Emily Colin is the New York Times-bestselling author of The Memory Thief and The Dream Keeper’s
Daughter. Her diverse life experience includes organizing a Coney Island tattoo and piercing show,
hauling fish at the Florida Keys’ Dolphin Research Center, roaming New York City as an itinerant
teenage violinist, helping launch two small publishing companies, and serving as the associate
director of DREAMS of Wilmington, a nonprofit dedicated to immersing youth in need in the arts.
A 2017 Pitch Wars mentor, she is the 2017 recipient of the North Carolina Sorosis Award for
Excellence in Creative Writing and the 2018 recipient of the North Carolina Greater Foundation of
Women’s Clubs Lucy Bramlett Patterson Award for Excellence in Creative Writing. Originally from
Brooklyn, she lives in Wilmington, NC, with her family.
***
Katie Rose Guest Pryal is a novelist, freelance journalist, and erstwhile law professor in Chapel Hill, North Carolina. She is the author of the Hollywood Lights Series, which includes ENTANGLEMENT (2015), LOVE AND ENTROPY (2016), CHASING CHAOS (2016),  HOW TO STAY (2017), and FALLOUT GIRL (2018), all from Blue Crow Books. With Raven Books, she is the author of LIFE OF THE MIND INTERRUPTED: Essays on Mental Health and Disability in Higher Education (2017).
As a journalist, Katie contributes to QUARTZ, THE CHRONICLE OF HIGHER EDUCATION, THE (late,
lamented) TOAST, DAME MAGAZINE and other national venues. She earned her master’s degree in
creative writing from the Writing Seminars at Johns Hopkins, where she attended on a fellowship.
Katie has published many books on writing, including HOW WRITING WORKS with Oxford
University Press. A professor of writing for more than a decade, she now teaches creative writing
and works as a writing coach and developmental editor when she’s not writing her next book.

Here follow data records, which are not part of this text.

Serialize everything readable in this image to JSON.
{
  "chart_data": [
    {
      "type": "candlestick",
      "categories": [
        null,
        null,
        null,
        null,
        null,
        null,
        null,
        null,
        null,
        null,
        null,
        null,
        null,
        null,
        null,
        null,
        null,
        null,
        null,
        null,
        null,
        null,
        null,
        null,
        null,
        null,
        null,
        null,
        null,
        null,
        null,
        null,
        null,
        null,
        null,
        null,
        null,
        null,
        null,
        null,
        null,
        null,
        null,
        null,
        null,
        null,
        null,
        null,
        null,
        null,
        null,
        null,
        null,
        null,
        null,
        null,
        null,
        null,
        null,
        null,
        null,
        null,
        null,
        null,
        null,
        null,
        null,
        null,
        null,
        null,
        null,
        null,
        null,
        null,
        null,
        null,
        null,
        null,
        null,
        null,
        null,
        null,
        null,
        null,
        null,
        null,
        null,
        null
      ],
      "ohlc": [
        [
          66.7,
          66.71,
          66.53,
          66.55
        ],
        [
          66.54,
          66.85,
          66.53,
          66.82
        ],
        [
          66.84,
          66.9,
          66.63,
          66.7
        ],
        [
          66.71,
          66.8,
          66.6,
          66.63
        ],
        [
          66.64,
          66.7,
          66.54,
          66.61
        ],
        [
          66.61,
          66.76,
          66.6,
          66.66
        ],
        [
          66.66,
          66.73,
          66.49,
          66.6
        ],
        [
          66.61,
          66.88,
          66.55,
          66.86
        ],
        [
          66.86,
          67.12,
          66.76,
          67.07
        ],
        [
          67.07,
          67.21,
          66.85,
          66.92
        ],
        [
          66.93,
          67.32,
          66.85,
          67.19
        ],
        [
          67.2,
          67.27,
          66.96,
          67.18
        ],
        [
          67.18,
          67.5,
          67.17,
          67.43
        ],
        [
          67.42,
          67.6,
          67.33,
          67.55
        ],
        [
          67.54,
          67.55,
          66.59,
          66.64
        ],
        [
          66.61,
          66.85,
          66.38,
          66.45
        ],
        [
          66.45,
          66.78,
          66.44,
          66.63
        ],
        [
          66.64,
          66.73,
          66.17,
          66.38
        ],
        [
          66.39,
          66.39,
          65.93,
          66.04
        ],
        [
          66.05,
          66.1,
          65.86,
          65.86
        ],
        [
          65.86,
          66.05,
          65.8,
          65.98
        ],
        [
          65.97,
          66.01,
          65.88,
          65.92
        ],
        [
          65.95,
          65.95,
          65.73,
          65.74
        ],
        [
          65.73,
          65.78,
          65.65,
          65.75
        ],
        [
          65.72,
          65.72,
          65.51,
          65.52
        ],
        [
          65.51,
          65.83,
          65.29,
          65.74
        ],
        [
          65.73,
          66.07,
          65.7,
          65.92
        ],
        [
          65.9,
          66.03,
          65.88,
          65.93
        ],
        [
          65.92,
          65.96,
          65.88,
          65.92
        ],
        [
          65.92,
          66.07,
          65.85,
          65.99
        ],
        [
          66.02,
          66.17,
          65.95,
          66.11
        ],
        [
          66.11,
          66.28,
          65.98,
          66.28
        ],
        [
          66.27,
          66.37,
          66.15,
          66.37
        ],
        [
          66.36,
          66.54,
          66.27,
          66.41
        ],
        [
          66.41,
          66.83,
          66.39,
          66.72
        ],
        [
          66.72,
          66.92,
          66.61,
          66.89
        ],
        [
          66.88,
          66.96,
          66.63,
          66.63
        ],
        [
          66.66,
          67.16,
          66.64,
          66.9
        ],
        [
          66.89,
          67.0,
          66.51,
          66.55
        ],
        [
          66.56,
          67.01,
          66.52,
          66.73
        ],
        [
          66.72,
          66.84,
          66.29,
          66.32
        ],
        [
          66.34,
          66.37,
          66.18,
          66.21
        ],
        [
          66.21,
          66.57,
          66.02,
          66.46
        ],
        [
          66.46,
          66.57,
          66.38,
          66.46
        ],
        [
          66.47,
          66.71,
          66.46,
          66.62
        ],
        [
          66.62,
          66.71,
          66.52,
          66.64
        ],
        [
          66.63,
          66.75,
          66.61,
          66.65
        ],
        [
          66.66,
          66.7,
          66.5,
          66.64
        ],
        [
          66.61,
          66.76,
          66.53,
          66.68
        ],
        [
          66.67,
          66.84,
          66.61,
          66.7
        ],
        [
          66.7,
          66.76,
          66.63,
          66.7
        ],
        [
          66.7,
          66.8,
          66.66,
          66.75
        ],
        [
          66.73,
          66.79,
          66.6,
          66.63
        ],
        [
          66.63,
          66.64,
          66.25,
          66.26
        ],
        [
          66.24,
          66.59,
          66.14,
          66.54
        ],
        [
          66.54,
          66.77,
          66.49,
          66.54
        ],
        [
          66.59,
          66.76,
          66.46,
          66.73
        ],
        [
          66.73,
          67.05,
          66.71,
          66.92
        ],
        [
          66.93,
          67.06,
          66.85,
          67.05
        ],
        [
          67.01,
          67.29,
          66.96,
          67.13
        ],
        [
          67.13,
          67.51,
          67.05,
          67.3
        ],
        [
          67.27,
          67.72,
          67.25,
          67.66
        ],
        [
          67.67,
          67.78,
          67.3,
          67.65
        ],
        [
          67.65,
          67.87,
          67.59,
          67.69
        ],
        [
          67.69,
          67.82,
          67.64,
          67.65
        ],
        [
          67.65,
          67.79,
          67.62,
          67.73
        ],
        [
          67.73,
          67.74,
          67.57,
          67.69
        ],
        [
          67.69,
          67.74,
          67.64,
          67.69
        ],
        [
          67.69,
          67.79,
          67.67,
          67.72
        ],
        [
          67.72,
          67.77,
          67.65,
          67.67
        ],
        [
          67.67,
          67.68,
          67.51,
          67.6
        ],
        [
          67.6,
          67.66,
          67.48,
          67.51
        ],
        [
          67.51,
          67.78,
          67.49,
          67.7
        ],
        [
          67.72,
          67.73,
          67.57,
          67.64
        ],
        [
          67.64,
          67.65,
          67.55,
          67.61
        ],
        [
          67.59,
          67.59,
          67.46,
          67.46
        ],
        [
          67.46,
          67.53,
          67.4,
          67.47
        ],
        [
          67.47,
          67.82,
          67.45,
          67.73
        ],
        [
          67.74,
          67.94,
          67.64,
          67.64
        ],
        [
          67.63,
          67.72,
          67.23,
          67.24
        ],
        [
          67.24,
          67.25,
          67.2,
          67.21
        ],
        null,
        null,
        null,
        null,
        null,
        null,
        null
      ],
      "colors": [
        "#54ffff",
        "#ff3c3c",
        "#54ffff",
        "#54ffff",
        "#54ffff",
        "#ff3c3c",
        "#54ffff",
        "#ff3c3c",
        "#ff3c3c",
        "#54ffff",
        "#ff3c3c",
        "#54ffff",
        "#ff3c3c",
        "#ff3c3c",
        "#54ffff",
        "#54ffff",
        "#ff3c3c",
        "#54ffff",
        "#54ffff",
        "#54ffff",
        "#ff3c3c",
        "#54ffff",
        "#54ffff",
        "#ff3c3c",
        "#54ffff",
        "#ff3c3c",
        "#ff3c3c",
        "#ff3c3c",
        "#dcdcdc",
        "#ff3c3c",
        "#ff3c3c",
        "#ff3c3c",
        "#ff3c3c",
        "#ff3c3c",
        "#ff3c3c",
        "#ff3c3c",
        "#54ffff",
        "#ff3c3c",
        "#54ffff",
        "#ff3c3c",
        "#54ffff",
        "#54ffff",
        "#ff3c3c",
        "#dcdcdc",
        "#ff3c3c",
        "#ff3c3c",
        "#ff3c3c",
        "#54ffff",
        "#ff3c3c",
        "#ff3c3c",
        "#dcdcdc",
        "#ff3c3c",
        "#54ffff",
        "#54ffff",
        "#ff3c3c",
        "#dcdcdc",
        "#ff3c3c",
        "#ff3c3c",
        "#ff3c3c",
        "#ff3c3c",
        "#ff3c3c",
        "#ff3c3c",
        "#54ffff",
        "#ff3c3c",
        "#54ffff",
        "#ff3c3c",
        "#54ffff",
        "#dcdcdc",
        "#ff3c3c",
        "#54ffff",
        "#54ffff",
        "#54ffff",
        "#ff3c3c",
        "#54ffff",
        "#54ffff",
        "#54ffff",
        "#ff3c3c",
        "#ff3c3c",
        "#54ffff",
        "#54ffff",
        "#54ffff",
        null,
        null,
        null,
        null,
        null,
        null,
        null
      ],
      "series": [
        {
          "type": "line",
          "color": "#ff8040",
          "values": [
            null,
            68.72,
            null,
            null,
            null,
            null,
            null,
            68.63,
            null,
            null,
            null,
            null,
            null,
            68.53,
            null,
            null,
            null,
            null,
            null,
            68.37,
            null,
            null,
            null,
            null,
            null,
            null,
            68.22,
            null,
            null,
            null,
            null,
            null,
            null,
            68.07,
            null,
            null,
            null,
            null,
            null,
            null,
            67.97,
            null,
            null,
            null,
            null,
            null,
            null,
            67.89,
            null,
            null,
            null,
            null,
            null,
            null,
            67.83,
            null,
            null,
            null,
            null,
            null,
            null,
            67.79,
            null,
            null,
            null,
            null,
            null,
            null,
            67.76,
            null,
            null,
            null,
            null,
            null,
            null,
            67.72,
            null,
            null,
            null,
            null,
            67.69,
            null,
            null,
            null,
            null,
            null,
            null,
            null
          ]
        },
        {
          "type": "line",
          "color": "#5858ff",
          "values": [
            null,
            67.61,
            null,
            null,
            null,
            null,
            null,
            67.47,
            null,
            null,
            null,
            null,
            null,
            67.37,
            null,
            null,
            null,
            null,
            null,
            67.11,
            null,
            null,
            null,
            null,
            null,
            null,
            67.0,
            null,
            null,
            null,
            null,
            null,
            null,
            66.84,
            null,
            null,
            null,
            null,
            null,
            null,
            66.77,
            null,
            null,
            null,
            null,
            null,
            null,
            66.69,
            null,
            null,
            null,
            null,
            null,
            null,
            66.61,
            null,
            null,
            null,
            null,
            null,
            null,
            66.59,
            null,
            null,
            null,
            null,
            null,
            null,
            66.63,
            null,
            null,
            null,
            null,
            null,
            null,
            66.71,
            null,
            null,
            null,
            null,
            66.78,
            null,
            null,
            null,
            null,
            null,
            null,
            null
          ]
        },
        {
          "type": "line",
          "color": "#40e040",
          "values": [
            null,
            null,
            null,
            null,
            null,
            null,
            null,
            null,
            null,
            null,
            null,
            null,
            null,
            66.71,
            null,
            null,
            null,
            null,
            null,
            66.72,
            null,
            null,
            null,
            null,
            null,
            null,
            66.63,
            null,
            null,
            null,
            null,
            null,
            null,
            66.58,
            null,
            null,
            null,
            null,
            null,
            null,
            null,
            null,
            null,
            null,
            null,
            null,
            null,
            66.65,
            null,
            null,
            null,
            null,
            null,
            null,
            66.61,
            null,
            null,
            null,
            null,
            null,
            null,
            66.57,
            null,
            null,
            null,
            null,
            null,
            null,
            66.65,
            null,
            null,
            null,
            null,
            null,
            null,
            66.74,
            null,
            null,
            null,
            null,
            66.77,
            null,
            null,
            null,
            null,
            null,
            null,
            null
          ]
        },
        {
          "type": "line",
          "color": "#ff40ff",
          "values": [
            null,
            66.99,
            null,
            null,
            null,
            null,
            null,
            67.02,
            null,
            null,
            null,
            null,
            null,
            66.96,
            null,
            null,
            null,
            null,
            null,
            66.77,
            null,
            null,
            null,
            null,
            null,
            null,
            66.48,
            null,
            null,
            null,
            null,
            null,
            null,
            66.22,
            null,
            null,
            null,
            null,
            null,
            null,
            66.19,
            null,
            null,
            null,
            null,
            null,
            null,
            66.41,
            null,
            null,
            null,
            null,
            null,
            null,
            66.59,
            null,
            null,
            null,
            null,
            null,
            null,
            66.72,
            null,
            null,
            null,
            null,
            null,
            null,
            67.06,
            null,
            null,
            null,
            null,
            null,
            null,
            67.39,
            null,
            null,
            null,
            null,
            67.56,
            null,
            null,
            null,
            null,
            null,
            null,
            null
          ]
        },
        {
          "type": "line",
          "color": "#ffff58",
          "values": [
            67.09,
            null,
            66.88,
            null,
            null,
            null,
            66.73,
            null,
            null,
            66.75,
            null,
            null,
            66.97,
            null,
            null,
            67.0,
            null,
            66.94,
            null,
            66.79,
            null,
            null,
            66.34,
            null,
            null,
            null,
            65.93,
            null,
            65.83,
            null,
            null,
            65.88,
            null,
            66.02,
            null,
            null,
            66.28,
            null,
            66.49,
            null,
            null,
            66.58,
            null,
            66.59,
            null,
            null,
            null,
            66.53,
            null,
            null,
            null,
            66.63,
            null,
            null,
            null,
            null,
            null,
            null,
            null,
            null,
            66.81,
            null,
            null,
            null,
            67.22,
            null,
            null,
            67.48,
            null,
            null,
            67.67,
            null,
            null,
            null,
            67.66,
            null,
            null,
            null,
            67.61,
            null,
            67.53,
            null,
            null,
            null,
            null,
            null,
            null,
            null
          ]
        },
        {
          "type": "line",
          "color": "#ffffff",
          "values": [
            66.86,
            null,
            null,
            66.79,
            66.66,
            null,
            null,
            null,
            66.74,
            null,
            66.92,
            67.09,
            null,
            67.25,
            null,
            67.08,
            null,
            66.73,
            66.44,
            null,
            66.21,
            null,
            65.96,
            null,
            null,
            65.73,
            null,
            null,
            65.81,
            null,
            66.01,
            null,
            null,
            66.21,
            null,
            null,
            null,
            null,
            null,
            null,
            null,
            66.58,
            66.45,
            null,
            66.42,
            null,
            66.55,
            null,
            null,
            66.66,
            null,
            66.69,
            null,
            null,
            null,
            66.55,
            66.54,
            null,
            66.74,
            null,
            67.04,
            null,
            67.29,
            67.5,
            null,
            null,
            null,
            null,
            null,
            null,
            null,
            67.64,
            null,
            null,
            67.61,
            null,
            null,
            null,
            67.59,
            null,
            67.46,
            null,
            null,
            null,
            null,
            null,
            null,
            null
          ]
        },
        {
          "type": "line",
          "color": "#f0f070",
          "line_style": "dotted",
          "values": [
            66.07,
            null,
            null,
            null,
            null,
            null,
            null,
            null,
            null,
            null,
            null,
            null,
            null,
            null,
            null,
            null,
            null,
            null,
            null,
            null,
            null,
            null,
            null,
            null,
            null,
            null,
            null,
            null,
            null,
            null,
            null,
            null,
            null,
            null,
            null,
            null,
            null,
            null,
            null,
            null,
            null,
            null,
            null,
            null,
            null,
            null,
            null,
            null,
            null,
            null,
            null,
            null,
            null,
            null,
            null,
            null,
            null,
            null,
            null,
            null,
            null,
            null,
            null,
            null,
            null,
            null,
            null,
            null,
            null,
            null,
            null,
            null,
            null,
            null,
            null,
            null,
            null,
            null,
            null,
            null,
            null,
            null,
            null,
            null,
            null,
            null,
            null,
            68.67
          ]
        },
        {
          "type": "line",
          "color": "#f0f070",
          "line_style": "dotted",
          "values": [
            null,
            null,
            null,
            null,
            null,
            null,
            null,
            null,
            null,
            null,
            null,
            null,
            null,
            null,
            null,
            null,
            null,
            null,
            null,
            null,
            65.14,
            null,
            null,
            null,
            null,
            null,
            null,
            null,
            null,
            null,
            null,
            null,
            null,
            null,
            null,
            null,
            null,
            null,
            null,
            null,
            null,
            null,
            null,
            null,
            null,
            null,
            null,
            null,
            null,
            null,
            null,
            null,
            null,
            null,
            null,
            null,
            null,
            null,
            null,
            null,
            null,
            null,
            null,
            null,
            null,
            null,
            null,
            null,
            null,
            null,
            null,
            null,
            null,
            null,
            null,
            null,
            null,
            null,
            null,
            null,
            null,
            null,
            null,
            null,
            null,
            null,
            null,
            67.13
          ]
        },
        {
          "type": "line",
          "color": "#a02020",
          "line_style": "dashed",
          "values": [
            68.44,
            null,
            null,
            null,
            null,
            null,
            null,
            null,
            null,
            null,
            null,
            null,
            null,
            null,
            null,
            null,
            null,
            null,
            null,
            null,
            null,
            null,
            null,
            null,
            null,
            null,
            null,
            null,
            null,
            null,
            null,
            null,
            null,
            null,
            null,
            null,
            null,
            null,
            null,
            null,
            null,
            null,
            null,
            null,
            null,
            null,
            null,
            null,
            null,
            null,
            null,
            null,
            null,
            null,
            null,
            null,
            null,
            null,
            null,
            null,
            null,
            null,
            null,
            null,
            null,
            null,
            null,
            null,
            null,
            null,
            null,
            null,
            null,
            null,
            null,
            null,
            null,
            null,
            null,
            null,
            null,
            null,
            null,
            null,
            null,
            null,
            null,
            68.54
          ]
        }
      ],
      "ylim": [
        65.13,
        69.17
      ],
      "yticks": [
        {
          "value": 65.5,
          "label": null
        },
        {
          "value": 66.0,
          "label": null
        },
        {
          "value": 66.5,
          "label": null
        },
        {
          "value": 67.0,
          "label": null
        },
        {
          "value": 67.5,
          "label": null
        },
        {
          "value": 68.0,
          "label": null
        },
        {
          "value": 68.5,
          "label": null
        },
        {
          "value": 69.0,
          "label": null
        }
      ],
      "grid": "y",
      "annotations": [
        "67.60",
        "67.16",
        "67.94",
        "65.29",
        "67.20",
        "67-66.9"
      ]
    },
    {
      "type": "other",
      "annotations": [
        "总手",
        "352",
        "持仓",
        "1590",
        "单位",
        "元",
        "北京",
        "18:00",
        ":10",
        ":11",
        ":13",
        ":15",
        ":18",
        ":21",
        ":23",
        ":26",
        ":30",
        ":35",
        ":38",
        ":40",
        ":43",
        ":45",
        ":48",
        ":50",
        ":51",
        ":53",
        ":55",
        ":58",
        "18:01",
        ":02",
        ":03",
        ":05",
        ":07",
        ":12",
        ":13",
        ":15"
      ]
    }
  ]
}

WICKED SOUTH: SECRETS AND LIES is an anthology featuring young adult stories by authors from
North Carolina, South Carolina, and Georgia. Contributors are New York Times Bestselling author Emily
Colin, Elizabeth DeVido, award-winning author Lauren Faulkenberry, Amy Hyatt Fonseca, Lauren Fulcher,
award-winning author Robin Kirk, John Klekamp, Karissa Laurel, and Katie Rose Guest Pryal.

A portion of the proceeds from WICKED SOUTH: SECRETS AND LIES will be donated to benefit literacy
programs at El Centro Hispano in Durham, North Carolina.

The editors hope  that this anthology be the first of many in the Wicked South series (and they plan for
each successive volume to benefit a different worthy cause).

Look for WICKED SOUTH: SECRETS AND LIES, available for pre-order now, and available for
purchase where all books are sold on Halloween, October 31, 2018.






5 comments:

Mary Fan said...

Welcome, Karissa! Great interview! And great anthology ;-). Can't wait for the rest of the world to read it!

Karissa Laurel said...

Thanks Mary and I'm so excited to be part of the ATB gang!

Kimberly G. Giarratano said...

Bienvenida!! And congrats on your story!

Cheryl Oreglia said...

Welcome aboard Karissa! I so enjoyed your interview and looking forward to the release of the anthology in October! We seem to have coffee, dark chocolate, and a love for writing in common!

Brenda St John Brown said...

Welcome aboard and loved this interview! Looking forward to getting you know you here!